Much of Don't Look Up is like this, in that it knows that, ultimately, the choice to save the planet is in the hands of relatively few. It is about those with power (tenured academics, military officers, tech moguls, politicians, television hosts, pop stars) all trying to get each other to do something. Yet, a few times it is punctuated by embarrassing montages of online chatter, as people post about the comet, and make memes, and turn the whole thing into a gag. Somehow, the film lands on the group of people without access to a fleet of comet-destroying rocket nukes as equally part of the problem.

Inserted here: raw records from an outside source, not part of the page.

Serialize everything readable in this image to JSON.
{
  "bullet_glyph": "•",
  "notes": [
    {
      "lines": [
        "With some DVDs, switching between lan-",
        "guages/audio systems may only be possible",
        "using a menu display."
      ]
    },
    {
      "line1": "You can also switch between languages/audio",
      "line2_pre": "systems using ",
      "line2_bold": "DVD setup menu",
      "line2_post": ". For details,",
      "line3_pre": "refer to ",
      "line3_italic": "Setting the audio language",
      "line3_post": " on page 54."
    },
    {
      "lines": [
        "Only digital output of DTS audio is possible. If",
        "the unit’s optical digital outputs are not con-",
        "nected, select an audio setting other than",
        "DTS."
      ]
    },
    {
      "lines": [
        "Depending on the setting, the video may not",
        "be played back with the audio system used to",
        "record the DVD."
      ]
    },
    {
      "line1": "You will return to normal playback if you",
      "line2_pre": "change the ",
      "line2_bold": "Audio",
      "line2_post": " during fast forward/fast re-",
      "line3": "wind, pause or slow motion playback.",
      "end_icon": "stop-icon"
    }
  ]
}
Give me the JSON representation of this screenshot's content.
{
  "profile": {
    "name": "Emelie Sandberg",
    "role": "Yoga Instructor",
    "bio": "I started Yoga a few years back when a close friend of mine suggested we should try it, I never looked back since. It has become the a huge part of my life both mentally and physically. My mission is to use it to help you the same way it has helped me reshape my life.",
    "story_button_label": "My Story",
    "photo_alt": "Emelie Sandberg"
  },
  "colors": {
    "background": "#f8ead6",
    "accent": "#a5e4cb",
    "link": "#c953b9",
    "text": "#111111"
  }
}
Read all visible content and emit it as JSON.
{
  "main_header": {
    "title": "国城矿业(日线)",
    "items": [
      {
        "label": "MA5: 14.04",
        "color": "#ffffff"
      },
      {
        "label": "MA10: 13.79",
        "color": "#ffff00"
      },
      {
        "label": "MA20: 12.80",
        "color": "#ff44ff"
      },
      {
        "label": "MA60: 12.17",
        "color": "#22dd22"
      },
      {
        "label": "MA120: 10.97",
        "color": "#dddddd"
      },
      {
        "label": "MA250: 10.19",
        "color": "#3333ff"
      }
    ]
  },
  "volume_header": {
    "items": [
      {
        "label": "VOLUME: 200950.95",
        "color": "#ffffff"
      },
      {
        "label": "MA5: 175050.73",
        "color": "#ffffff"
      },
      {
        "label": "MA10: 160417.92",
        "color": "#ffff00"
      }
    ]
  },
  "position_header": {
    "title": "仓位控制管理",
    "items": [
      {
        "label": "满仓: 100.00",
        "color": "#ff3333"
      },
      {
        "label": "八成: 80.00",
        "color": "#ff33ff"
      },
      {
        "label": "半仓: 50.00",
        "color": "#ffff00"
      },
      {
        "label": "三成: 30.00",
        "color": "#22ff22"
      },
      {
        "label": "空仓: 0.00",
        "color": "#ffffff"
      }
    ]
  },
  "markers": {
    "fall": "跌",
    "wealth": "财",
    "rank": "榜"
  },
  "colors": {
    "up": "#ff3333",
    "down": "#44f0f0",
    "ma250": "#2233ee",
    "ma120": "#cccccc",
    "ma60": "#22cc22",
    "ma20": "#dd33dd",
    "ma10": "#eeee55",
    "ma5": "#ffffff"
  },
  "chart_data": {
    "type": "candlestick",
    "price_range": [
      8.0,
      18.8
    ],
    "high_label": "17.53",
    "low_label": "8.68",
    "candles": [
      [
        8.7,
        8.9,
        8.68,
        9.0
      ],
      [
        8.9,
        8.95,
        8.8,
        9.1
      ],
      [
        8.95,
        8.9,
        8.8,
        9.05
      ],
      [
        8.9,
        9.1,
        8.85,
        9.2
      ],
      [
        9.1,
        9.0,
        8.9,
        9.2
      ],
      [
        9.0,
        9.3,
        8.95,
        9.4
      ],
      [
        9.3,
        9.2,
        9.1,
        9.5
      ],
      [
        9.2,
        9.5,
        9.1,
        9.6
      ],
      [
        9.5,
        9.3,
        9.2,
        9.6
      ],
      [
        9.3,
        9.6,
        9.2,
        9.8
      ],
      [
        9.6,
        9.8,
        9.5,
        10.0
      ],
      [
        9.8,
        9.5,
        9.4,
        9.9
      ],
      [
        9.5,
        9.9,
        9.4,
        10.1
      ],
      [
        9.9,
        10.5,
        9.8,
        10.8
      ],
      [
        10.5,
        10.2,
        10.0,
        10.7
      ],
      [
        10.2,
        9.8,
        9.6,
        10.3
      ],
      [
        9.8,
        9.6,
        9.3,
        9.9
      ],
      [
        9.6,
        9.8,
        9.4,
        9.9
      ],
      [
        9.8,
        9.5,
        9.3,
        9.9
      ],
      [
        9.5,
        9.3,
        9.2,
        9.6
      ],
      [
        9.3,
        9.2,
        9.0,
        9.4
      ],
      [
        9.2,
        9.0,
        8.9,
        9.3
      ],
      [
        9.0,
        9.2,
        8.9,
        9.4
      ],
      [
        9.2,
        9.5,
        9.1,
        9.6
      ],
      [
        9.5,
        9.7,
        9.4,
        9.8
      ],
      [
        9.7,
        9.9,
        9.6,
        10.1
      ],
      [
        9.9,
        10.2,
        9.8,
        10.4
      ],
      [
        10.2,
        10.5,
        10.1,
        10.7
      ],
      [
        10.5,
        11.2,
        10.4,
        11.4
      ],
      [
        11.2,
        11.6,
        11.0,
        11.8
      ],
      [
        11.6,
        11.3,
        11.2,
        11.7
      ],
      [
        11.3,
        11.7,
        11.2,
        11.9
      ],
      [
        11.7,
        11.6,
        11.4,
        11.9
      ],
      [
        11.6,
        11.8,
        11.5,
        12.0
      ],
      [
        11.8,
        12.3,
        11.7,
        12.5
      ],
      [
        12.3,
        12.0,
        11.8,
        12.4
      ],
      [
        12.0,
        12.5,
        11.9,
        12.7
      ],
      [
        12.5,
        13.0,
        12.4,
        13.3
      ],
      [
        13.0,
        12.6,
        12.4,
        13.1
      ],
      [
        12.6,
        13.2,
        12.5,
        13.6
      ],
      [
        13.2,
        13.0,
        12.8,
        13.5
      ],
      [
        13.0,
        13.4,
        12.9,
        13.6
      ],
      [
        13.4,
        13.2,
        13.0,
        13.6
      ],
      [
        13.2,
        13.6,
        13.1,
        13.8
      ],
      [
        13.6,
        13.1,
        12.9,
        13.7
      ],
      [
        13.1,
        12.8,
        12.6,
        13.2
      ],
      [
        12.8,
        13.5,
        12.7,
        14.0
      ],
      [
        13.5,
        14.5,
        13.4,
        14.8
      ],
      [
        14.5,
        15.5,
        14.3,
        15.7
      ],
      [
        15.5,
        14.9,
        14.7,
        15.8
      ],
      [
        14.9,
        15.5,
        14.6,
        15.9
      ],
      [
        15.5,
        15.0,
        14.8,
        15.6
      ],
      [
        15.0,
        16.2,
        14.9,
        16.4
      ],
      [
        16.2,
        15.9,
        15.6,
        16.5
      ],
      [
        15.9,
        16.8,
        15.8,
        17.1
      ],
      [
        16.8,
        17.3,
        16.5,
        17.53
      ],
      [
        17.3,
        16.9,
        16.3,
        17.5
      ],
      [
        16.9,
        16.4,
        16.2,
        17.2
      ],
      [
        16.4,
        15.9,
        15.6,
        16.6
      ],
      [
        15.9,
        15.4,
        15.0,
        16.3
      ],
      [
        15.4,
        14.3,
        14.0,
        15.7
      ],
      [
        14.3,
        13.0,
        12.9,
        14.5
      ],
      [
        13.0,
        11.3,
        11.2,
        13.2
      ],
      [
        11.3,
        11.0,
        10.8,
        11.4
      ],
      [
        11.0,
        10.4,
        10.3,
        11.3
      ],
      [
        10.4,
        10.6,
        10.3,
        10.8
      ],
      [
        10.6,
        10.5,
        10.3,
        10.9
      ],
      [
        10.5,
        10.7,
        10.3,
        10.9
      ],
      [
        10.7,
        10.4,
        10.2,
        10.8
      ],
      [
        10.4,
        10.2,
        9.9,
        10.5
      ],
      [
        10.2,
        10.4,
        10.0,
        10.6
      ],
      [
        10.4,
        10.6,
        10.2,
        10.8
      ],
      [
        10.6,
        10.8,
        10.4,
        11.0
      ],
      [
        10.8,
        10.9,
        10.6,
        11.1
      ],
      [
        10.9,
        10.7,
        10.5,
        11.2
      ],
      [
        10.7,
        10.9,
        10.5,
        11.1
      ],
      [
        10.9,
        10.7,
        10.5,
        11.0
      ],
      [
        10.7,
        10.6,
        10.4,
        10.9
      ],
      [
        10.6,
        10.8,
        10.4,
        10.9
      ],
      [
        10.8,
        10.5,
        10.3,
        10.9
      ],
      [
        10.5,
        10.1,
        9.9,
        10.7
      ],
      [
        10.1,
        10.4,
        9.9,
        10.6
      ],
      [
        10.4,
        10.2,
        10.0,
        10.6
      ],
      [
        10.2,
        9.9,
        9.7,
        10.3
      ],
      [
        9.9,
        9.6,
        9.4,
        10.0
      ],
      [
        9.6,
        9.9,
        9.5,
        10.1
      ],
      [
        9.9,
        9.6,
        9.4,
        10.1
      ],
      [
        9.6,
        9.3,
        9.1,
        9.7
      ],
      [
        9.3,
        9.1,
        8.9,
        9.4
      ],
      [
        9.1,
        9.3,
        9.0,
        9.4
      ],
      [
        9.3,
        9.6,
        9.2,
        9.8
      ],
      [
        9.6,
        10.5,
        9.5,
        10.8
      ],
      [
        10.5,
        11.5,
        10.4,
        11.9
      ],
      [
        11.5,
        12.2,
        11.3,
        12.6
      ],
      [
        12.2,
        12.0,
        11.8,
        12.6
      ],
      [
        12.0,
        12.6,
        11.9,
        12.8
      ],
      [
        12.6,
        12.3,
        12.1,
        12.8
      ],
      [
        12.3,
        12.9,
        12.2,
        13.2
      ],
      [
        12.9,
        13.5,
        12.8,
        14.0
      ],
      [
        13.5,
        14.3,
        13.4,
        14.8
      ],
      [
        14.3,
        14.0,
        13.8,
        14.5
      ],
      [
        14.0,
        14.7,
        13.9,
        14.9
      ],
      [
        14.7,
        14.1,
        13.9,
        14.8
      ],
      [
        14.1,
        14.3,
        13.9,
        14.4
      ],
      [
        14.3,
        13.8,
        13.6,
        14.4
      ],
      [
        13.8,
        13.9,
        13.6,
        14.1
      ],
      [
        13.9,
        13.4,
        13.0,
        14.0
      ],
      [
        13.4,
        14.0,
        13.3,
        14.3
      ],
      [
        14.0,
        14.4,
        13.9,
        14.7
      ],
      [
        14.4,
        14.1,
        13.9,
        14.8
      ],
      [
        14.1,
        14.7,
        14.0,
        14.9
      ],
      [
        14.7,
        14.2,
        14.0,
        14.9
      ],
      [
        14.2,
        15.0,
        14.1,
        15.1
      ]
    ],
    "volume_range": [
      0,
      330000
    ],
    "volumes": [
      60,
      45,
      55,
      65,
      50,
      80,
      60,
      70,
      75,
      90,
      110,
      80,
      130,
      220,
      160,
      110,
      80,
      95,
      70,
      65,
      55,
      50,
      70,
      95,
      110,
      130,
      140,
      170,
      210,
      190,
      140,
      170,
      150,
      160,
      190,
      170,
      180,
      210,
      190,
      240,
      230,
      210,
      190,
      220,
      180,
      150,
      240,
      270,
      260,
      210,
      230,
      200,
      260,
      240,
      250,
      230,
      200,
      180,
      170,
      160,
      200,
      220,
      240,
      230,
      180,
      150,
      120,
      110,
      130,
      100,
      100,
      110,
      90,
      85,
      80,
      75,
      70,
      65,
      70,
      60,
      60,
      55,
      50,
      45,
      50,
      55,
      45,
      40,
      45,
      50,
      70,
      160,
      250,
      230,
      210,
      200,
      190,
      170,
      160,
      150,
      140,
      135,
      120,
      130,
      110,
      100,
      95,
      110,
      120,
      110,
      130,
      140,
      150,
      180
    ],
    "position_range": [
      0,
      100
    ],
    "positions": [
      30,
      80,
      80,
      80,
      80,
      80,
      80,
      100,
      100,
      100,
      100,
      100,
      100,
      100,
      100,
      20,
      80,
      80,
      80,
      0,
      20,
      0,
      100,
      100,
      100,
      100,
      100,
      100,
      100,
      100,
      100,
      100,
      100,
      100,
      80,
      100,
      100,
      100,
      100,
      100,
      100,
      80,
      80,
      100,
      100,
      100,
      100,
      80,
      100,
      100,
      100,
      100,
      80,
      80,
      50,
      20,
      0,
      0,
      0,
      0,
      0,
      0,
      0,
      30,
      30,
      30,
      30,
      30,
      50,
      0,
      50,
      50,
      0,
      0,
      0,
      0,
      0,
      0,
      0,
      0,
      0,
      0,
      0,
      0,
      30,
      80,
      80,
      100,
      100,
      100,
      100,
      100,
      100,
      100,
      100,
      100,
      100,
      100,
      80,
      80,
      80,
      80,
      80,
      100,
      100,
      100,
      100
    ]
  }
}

Also, it’s not very funny.
There are clearly things the average person could do to grapple with climate change, but addressing those options requires a bit of nuance. And I'll freely concede that nuance is the enemy of satire. The movie wouldn't work if there was a big bunch of characters in between those freaked out about the comet and those choosing to ignore it completely. The closest we get is one scene with Dibiasky's parents, who support the plan to let the comet safely hit because it will "create jobs." Just around the edges of the film are suggestions of why the climate crisis might not be at the top of everyone's agenda, and faint outlines of how to get them on board. But pondering the collective wellbeing of the country through policy initiatives and community organizing doesn't make for flashy “doing stuff!” action in the same way as rocket drones or Ariana Grande concerts.
In the end, Don't Look Up's advice is that you should stop posting ironic jokes and start posting at presidents and bazillionaires, imploring them to do something. So why do people still feel more inclined to tweet their criticisms at McKay and Sirota than talk incessantly about climate change? Because the former actually produces a response.